Kuroda urges vigilance on spillovers of diverging Fed, ECB, BOJ policies

Published Thu, Jun 4, 2015 · 01:27 AM

[TOKYO] Bank of Japan Governor Haruhiko Kuroda on Thursday urged policymakers to heed the global spillover effects of diverging monetary policies among Japan, the United States and the euro-zone - particularly on emerging economies.

He noted last year's sharp oil price falls challenged central banks and raised the importance of more accurately measuring inflation expectations, a key channel for unconventional monetary policy to work. "In emerging economies, monetary authorities have paid more attention to developments in foreign exchange rates and international capital flows" that are affected by the policy actions of major central banks, Mr Kuroda said in a speech to a BOJ-hosted seminar on central banking. "In addressing these international spillovers, how to use monetary policy, macro-prudential policy, and capital flow management policy in combination has come to be a crucial issue, particularly for countries that have financial system vulnerability," he said.

Investors have pushed up the dollar as the Federal Reserve eyes an interest rate hike, even as the BOJ and the European Central Bank maintain their ultra-loose monetary policies.

Some emerging economies worry that the Fed's proposed rate hikes, which are seen kicking off later this year, may complicate the their policy management by triggering a massive outflow of capital from their markets back to the United States.

Mr Kuroda said advanced central banks faced policy challenges of their own as last year's oil price slump slowed headline inflation and threatened to hurt public expectations that prices will rise in the future.
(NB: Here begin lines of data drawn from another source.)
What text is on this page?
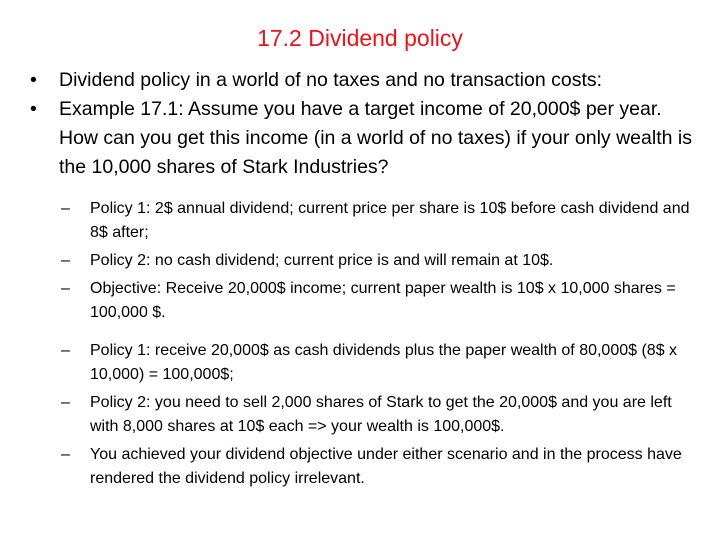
17.2 Dividend policy
•	Dividend policy in a world of no taxes and no transaction costs:
•	Example 17.1: Assume you have a target income of 20,000$ per year. How can you get this income (in a world of no taxes) if your only wealth is the 10,000 shares of Stark Industries?
–	Policy 1: 2$ annual dividend; current price per share is 10$ before cash dividend and 8$ after;
–	Policy 2: no cash dividend; current price is and will remain at 10$.
–	Objective: Receive 20,000$ income; current paper wealth is 10$ x 10,000 shares = 100,000 $.
–	Policy 1: receive 20,000$ as cash dividends plus the paper wealth of 80,000$ (8$ x 10,000) = 100,000$;
–	Policy 2: you need to sell 2,000 shares of Stark to get the 20,000$ and you are left with 8,000 shares at 10$ each => your wealth is 100,000$.
–	You achieved your dividend objective under either scenario and in the process have rendered the dividend policy irrelevant.
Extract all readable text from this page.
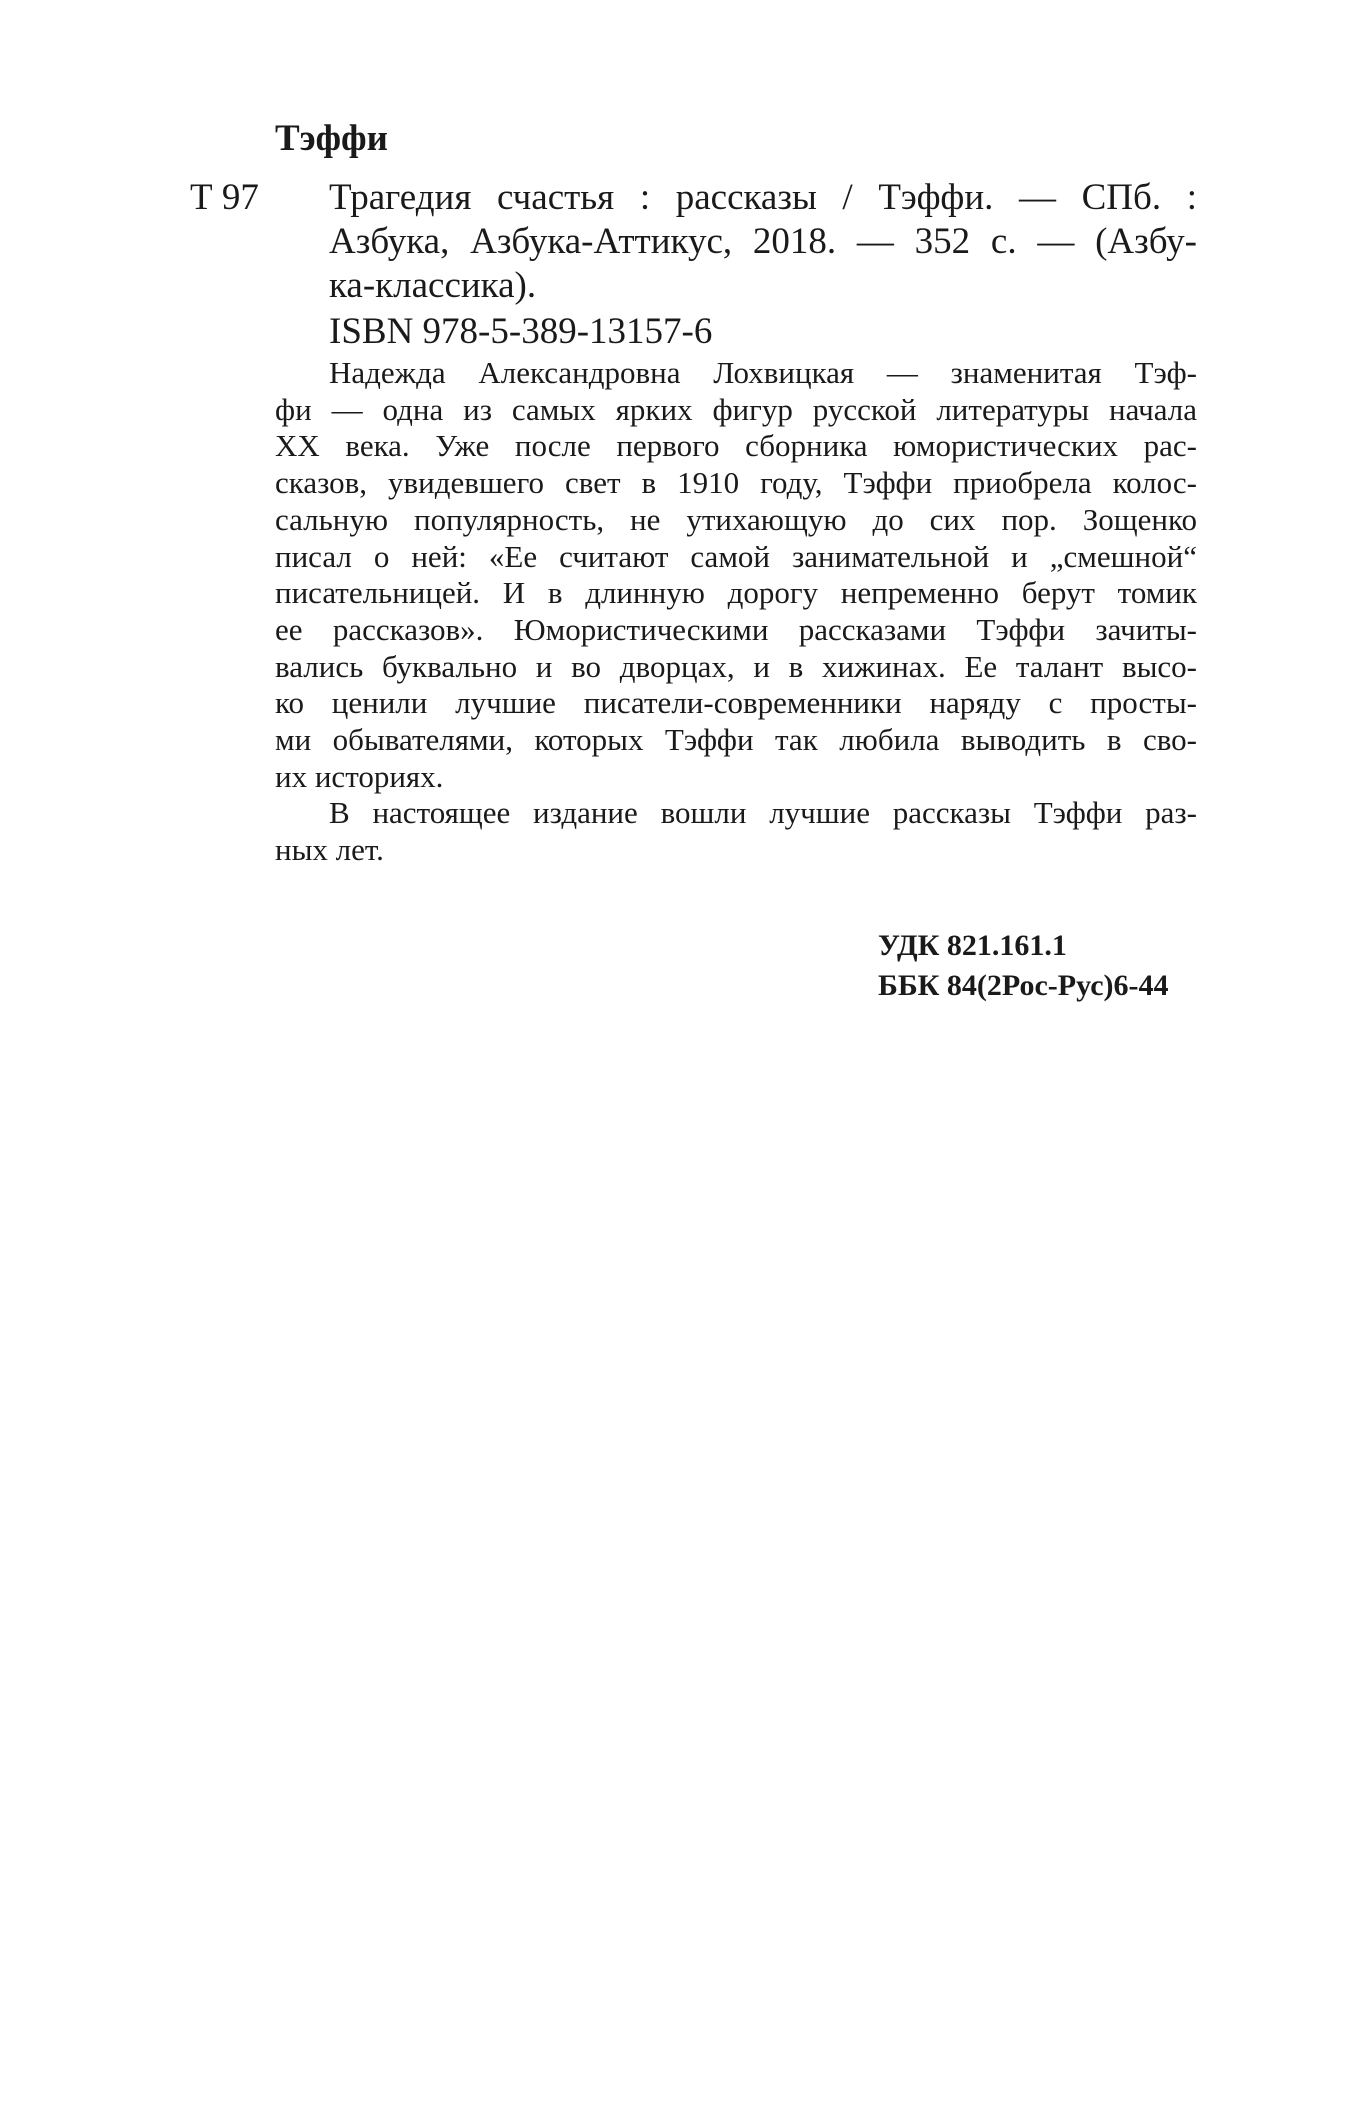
Тэффи
Т 97 Трагедия счастья : рассказы / Тэффи. — СПб. :
Азбука, Азбука-Аттикус, 2018. — 352 с. — (Азбу-
ка-классика).
ISBN 978-5-389-13157-6
Надежда Александровна Лохвицкая — знаменитая Тэф-
фи — одна из самых ярких фигур русской литературы начала
XX века. Уже после первого сборника юмористических рас-
сказов, увидевшего свет в 1910 году, Тэффи приобрела колос-
сальную популярность, не утихающую до сих пор. Зощенко
писал о ней: «Ее считают самой занимательной и „смешной“
писательницей. И в длинную дорогу непременно берут томик
ее рассказов». Юмористическими рассказами Тэффи зачиты-
вались буквально и во дворцах, и в хижинах. Ее талант высо-
ко ценили лучшие писатели-современники наряду с просты-
ми обывателями, которых Тэффи так любила выводить в сво-
их историях.
В настоящее издание вошли лучшие рассказы Тэффи раз-
ных лет.
УДК 821.161.1
ББК 84(2Рос-Рус)6-44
The BOJ expanded its massive stimulus last October to prevent the oil rout, and a subsequent slowdown in inflation, from delaying a sustained halt on deflation.

Inflation expectations are "obviously" one of the most important channels in which unconventional monetary policy, such as quantitative easing, reflates growth, Mr Kuroda said. "It is a major policy concern for central bankers to gain a better understanding of how to measure inflation expectations, how such expectations actually affect firms' price- and wage-setting behavior, as well as households' consumption decisions, and how to evaluate the degree to which inflation expectations are anchored," he said.